Re: [PATCH v14 05/10] mm: introduce memfd_secret system call to create "secret" memory areas

From: Matthew Wilcox
Date: Tue Jan 19 2021 - 15:30:27 EST


On Thu, Dec 03, 2020 at 08:29:44AM +0200, Mike Rapoport wrote:
> +static vm_fault_t secretmem_fault(struct vm_fault *vmf)
> +{
> + struct address_space *mapping = vmf->vma->vm_file->f_mapping;
> + struct inode *inode = file_inode(vmf->vma->vm_file);
> + pgoff_t offset = vmf->pgoff;
> + vm_fault_t ret = 0;
> + unsigned long addr;
> + struct page *page;
> + int err;
> +
> + if (((loff_t)vmf->pgoff << PAGE_SHIFT) >= i_size_read(inode))
> + return vmf_error(-EINVAL);
> +
> + page = find_get_page(mapping, offset);
> + if (!page) {
> +
> + page = secretmem_alloc_page(vmf->gfp_mask);
> + if (!page)
> + return vmf_error(-ENOMEM);

Just use VM_FAULT_OOM directly.

> + err = add_to_page_cache(page, mapping, offset, vmf->gfp_mask);
> + if (unlikely(err))
> + goto err_put_page;

What if the error is EEXIST because somebody else raced with you to add
a new page to the page cache?

> + err = set_direct_map_invalid_noflush(page, 1);
> + if (err)
> + goto err_del_page_cache;

Does this work correctly if somebody else has a reference to the page
in the meantime?

> + addr = (unsigned long)page_address(page);
> + flush_tlb_kernel_range(addr, addr + PAGE_SIZE);
> +
> + __SetPageUptodate(page);

Once you've added it to the cache, somebody else can come along and try
to lock it. They will set PageWaiter. Now you call __SetPageUptodate
and wipe out their PageWaiter bit. So you won't wake them up when you
unlock.

You can call __SetPageUptodate before adding it to the page cache,
but once it's visible to another thread, you can't do that.

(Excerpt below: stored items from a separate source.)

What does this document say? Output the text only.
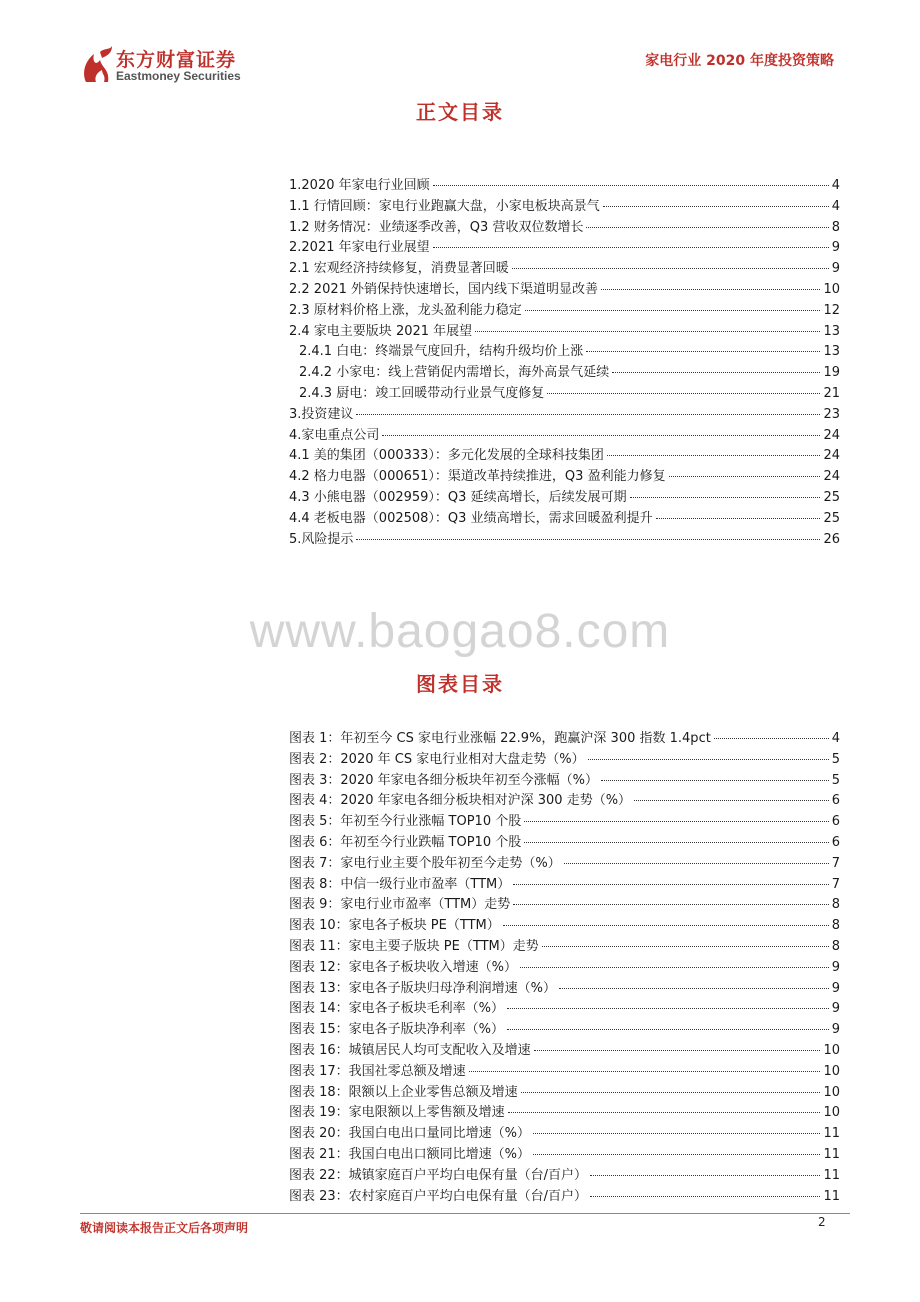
东方财富证券
Eastmoney Securities
家电行业 2020 年度投资策略
正文目录
1.2020 年家电行业回顾	4
1.1 行情回顾：家电行业跑赢大盘，小家电板块高景气	4
1.2 财务情况：业绩逐季改善，Q3 营收双位数增长	8
2.2021 年家电行业展望	9
2.1 宏观经济持续修复，消费显著回暖	9
2.2 2021 外销保持快速增长，国内线下渠道明显改善	10
2.3 原材料价格上涨，龙头盈利能力稳定	12
2.4 家电主要版块 2021 年展望	13
2.4.1 白电：终端景气度回升，结构升级均价上涨	13
2.4.2 小家电：线上营销促内需增长，海外高景气延续	19
2.4.3 厨电：竣工回暖带动行业景气度修复	21
3.投资建议	23
4.家电重点公司	24
4.1 美的集团（000333）：多元化发展的全球科技集团	24
4.2 格力电器（000651）：渠道改革持续推进，Q3 盈利能力修复	24
4.3 小熊电器（002959）：Q3 延续高增长，后续发展可期	25
4.4 老板电器（002508）：Q3 业绩高增长，需求回暖盈利提升	25
5.风险提示	26
www.baogao8.com
图表目录
图表 1：年初至今 CS 家电行业涨幅 22.9%，跑赢沪深 300 指数 1.4pct	4
图表 2：2020 年 CS 家电行业相对大盘走势（%）	5
图表 3：2020 年家电各细分板块年初至今涨幅（%）	5
图表 4：2020 年家电各细分板块相对沪深 300 走势（%）	6
图表 5：年初至今行业涨幅 TOP10 个股	6
图表 6：年初至今行业跌幅 TOP10 个股	6
图表 7：家电行业主要个股年初至今走势（%）	7
图表 8：中信一级行业市盈率（TTM）	7
图表 9：家电行业市盈率（TTM）走势	8
图表 10：家电各子板块 PE（TTM）	8
图表 11：家电主要子版块 PE（TTM）走势	8
图表 12：家电各子板块收入增速（%）	9
图表 13：家电各子版块归母净利润增速（%）	9
图表 14：家电各子板块毛利率（%）	9
图表 15：家电各子版块净利率（%）	9
图表 16：城镇居民人均可支配收入及增速	10
图表 17：我国社零总额及增速	10
图表 18：限额以上企业零售总额及增速	10
图表 19：家电限额以上零售额及增速	10
图表 20：我国白电出口量同比增速（%）	11
图表 21：我国白电出口额同比增速（%）	11
图表 22：城镇家庭百户平均白电保有量（台/百户）	11
图表 23：农村家庭百户平均白电保有量（台/百户）	11
敬请阅读本报告正文后各项声明	2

> + ret = VM_FAULT_LOCKED;
> + }
> +
> + vmf->page = page;

You're supposed to return the page locked, so use find_lock_page() instead
of find_get_page().

> + return ret;
> +
> +err_del_page_cache:
> + delete_from_page_cache(page);
> +err_put_page:
> + put_page(page);
> + return vmf_error(err);
> +}